To prepare the embeddings, you can run the function org-graph-compute-embeddings-for-buffer in an org buffer. Make sure to set the environment variable OPENAI_TOKEN. Also be aware that this will add the ID property to every headline as this is a way to track the cached embedding to the particular headline. Make sure to backup your org files before running this (you have them checked in to git right… right?!). This will fire several requests to the API (about 20 headings per request), so be patient, it should take about a minute for 500-600 headings.

You can discuss and ask questions on the discussions board on GitHub.

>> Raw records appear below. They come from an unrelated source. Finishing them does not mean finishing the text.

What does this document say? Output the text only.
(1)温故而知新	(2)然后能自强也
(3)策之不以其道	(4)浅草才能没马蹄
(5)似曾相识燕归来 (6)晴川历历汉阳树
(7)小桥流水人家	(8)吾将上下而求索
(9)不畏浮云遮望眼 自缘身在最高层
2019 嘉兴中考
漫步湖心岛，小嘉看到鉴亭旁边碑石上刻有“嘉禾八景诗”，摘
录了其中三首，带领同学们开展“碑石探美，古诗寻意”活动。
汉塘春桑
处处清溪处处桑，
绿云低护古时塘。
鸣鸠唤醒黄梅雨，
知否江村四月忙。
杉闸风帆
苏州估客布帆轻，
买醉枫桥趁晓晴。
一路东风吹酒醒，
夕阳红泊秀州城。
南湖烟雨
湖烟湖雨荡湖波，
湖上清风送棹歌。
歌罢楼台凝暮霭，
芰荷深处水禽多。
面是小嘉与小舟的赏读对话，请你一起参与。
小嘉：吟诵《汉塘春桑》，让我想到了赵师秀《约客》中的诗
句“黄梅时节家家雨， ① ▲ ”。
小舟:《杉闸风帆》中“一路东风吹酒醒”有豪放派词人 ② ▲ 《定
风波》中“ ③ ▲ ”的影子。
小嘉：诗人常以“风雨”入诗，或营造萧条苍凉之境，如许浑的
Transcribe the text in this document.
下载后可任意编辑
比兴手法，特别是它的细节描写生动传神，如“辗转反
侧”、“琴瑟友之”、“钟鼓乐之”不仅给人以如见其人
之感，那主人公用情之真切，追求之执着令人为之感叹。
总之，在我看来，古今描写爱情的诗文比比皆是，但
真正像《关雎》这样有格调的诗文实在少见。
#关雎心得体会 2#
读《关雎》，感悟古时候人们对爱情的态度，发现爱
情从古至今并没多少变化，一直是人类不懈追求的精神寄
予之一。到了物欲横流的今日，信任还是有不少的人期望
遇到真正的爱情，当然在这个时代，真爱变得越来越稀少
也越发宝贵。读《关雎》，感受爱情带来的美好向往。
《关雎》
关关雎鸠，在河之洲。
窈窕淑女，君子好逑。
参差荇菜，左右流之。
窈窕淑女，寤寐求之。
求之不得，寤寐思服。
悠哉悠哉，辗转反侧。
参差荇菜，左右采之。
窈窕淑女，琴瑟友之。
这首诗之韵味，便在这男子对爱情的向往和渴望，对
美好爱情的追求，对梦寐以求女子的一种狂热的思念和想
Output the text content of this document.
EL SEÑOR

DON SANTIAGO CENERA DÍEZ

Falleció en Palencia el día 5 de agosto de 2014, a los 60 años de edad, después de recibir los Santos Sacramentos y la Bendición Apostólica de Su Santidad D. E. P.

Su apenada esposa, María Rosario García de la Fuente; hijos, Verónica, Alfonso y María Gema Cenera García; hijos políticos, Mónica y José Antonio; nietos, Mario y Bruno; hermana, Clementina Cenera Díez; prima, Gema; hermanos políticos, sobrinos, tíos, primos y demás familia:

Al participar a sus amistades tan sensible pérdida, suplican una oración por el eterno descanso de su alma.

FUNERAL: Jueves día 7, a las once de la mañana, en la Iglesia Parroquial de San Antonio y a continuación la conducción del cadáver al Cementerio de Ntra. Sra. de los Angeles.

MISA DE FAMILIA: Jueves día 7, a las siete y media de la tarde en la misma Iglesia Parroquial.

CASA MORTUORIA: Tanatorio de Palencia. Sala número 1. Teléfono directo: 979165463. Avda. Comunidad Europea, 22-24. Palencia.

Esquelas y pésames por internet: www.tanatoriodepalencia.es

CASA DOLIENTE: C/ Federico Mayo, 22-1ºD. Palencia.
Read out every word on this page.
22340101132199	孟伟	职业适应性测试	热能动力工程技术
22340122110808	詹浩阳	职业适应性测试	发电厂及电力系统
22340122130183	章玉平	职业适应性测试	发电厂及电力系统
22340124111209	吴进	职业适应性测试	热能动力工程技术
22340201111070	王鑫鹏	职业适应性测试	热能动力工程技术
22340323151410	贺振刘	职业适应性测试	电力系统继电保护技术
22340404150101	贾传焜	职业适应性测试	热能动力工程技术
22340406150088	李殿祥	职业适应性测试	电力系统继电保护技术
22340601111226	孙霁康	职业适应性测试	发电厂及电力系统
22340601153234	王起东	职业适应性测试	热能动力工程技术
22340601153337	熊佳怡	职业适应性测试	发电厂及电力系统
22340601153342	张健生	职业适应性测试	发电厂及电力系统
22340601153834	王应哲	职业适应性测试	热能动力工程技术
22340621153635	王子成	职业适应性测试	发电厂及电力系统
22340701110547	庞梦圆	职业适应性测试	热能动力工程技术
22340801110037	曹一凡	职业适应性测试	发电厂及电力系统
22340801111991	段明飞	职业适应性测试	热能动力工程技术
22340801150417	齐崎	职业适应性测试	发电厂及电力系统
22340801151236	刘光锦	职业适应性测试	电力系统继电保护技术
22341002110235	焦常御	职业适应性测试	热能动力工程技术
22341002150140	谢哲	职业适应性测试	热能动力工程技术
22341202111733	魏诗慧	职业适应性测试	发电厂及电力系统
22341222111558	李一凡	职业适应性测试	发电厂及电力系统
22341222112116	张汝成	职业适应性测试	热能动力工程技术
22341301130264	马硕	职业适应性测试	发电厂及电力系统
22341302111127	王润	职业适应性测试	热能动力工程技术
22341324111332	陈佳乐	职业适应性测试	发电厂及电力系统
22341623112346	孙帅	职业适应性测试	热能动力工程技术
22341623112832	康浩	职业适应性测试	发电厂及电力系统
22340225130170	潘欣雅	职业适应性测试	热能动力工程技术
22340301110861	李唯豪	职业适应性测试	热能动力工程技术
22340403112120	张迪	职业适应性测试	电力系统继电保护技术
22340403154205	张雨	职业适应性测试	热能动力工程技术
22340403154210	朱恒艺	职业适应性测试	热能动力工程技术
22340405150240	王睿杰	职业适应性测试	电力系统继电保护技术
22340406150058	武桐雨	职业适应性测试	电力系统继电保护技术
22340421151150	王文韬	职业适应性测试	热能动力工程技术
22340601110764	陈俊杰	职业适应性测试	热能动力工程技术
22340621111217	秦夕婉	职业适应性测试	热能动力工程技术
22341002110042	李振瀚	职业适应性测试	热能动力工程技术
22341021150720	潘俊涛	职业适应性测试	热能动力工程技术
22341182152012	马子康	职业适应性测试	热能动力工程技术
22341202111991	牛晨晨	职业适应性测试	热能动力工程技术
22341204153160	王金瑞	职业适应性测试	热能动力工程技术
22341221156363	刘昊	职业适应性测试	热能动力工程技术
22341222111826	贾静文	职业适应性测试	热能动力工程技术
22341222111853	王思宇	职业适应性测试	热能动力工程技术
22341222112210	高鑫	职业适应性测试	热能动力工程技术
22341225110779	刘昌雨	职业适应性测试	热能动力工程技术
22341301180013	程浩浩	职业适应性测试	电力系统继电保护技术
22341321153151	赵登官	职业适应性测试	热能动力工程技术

This blog post was inspired by GPT for second brains.

Footnotes:

Now before we go further, you need to register on OpenAI platform and the API costs money. The good news is that it is extremely cheap. It will cost you $1 to embed 2.4 MILLION tokens. With a query being roughly 10 words which corresponds to 10-15 tokens, one query will cost you about $0.0000006. So it's pretty much free and you only need a credit card to formally register. You can also set monthly spending limit to $0.01 and you would probably never run over the limit. The step 2 will cost based on how much data you have. I have about 200000 lines of org files and so far I spent less than $0.50 including all the experimenting.